Artifact Content
Not logged in

Artifact 39548040ed02b3094227fa3cd0717f02a4b3f755:

Data Encoding

The key for each row of a table is the defined PRIMARY KEY in the key encoding. Or, if the table does not have a defined PRIMARY KEY, then it has an implicit INTEGER PRIMARY KEY as the first column.

The content consists of all columns of the table, in order, in the data encoding defined here. The PRIMARY KEY column or columns are repeated in the data, due to the difficulty in decoding the key format.

The data consists of a header area followed by a content area. The data begins with a single varint which is the size of the header area. The initial varint itself is not considered part of the header. The header is composed of one or two varints for each column in the table. The varints determines the datatype and size of the value for that column:

Code (N)
Bytes of
ZERO 1 0 Zero
ONE 2 0 One
INT 3..10 N-2 Signed integer
NUM 11..21 N-9 Floating-point number
STRING 22+4*K K String
BLOB 23+4*K K Inline blob
KEY 24+4*K 0 Content in key at offset K/2. Floating-point if LSB of K is 1.
TYPED 25+4*K K Typed blob, followed by a single varint type code

Header codes NULL, ZERO, and ONE are self describing and have no content in the payload area.

Strings (STRING) can be either UTF8, UTF16le, or UTF16be. If the first byte of the payload is 0x00, 0x01, or 0x02 then that byte is ignored and the remaining bytes are UTF8, UTF16le, or UTF16be respectively. If the first byte is 0x03 or larger, then the entire string including the first byte is UTF8. An empty string consists of the header code 22 and no payload.

Blobs (BLOB) are stored as a sequence of bytes with no encoding. An empty blob is header code 23. A one-byte blob is header code 27. And so forth.

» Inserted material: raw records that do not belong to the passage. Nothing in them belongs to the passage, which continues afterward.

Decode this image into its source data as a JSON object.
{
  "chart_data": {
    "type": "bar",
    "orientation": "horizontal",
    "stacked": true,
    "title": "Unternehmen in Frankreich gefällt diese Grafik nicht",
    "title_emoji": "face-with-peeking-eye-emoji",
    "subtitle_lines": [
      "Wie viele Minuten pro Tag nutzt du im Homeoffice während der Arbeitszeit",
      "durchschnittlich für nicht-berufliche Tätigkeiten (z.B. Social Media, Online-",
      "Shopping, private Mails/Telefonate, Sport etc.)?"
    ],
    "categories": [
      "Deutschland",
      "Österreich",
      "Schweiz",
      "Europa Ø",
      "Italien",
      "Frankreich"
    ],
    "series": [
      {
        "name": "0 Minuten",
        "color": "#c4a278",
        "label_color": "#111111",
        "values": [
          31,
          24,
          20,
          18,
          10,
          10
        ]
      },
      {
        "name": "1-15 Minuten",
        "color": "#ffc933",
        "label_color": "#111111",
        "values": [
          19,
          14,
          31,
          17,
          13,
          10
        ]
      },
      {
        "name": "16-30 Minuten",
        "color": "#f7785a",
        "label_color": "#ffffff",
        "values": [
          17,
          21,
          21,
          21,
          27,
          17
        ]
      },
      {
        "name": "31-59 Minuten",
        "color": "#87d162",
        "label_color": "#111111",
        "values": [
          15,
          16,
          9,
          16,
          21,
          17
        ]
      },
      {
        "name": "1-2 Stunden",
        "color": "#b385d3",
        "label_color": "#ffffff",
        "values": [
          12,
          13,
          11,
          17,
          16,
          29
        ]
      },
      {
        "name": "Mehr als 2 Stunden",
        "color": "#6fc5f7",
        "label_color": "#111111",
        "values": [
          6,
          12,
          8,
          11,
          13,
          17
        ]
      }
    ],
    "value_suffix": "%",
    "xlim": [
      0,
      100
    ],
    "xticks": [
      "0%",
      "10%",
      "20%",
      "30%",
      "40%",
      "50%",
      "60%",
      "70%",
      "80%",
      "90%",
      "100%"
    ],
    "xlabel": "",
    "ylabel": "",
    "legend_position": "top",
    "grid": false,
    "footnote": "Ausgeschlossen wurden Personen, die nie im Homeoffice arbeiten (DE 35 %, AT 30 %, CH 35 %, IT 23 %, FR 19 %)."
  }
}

The KEY header code indicates that the actually content of the column is in the key portion of the key/value pair at an offset of K/2 bytes from the beginning of the key. Numeric values should be interpreted as floating point if K is odd and as integers if K is even.

A "typed blob" (TYPED) is a sequence of bytes in an application-defined type. The type is determined by a varint that immediately follows the initial varint. Hence, a typed blob uses two varints in the header whereas all other types use a single varint.

The content of INT is the specified number of bytes for the signed integer. The most significant bytes are first.

The content of a number (NUM) is two varints. The first varint has a value which is abs(e)*4 + (e<0)*2 + (m<0). The second varint is abs(m). The maximum e is 999, which gives a max varint value of 3999 or 0xf906af, for a maximum first varint size of 3. Values of e greater than 999 (used for Inf and NaN) are represented as a -0. The second varint can be a full 9 bytes. Example values:

0.123 e=-3, m=123 0e,7b (2 bytes)
3.14159 e=-5, m=314159 16,fa04cb2f (5 bytes)
-1.2e+99 e=98, m=-12 f199,0c (3 bytes)
+Inf e=-0, m=1 02,01 (2 bytes)
-Inf e=-0, m=-1 03,01 (2 bytes)
NaN e=-0, m=0 02,00 (2 bytes)

Initially, the followed typed blobs are defined:

0 external blob
1 big int
2 date/time